Cependant, la réussite des activités ne doit pas occulter les multiples contraintes qui entravent à l’introduction des TIC, dans le milieu rural. Il est en effet très difficile d’utiliser les TIC en campagne. Le plus grand obstacle est celui de l’énergie. L’absence d’un réseau fiable d’électricité, augmente le coût d’installation et d’exploitation. La majorité des associations utilise des groupes électrogènes. Avec le renchérissement perpétuel du prix du carburant, cela joue sur la compétitivité des produits car le coût de production est répercuté sur le prix des produits. L’énergie solaire qui pouvait être une alternative, est trop couteuse pour les organisations villageoises. Une autre difficulté concerne la connexion internet qui demeure instable. Fasonet, le seul fournisseur en campagne, est parfois inaccessible durant plusieurs jours.

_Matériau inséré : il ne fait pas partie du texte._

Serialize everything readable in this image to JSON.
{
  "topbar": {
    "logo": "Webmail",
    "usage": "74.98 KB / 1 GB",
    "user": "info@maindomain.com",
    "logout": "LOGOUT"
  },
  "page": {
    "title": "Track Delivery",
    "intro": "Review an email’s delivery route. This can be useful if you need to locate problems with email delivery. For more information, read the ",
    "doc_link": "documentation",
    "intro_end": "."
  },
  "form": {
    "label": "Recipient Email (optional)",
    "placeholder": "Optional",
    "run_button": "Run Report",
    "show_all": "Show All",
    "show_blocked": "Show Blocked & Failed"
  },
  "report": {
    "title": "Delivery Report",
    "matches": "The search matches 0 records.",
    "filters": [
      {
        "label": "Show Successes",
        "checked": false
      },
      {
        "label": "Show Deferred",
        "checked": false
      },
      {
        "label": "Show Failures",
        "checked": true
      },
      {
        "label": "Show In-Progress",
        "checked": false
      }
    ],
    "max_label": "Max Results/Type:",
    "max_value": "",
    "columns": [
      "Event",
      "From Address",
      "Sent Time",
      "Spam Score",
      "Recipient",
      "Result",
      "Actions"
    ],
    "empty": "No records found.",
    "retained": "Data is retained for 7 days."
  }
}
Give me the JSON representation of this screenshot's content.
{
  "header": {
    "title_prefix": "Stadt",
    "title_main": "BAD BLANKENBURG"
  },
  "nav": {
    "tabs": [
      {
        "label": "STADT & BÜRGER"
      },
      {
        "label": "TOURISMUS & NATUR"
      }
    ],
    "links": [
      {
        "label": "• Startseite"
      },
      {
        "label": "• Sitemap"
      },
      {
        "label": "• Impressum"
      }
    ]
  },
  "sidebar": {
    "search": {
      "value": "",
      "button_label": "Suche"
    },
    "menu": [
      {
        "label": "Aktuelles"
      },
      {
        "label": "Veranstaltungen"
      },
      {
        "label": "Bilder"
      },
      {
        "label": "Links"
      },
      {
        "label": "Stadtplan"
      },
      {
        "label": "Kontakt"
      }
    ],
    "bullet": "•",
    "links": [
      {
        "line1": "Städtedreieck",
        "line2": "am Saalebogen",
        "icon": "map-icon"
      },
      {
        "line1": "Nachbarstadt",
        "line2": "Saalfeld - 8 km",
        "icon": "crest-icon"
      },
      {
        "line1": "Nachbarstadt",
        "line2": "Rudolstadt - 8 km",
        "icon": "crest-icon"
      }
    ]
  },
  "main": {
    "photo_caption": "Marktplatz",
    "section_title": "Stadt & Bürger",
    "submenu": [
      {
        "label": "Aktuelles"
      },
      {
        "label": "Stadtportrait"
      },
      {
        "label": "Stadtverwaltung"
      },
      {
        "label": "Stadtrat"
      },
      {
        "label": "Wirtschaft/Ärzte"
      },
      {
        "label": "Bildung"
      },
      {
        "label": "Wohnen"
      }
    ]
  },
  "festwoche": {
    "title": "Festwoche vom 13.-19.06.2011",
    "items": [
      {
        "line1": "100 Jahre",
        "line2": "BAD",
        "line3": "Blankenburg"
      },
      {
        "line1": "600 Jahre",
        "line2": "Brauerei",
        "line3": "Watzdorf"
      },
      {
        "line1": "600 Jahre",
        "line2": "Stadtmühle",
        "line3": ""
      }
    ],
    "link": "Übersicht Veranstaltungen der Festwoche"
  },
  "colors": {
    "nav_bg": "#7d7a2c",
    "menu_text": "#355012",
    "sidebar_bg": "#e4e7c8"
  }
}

Pour contourner toutes ces difficultés les groupements villageois « accros » d’internet ont développé d’autres stratégies. « Devant l’instabilité de la connexion, il y a des associations qui envoient à Ouagadougou des clés USB contenant des informations sur le prix de leurs produits ou tout simplement des factures. Nous les récupérons et nous envoyons les informations à leurs partenaires » a dit, Roukiétou. Cela dénote de l’appropriation et la prise de conscience de ce que peuvent apporter les TIC. Malgré les difficultés d’ordre technique et financier, l’implantation des TIC en milieu rural est une réalité. Il ne reste plus qu’à consolider le système.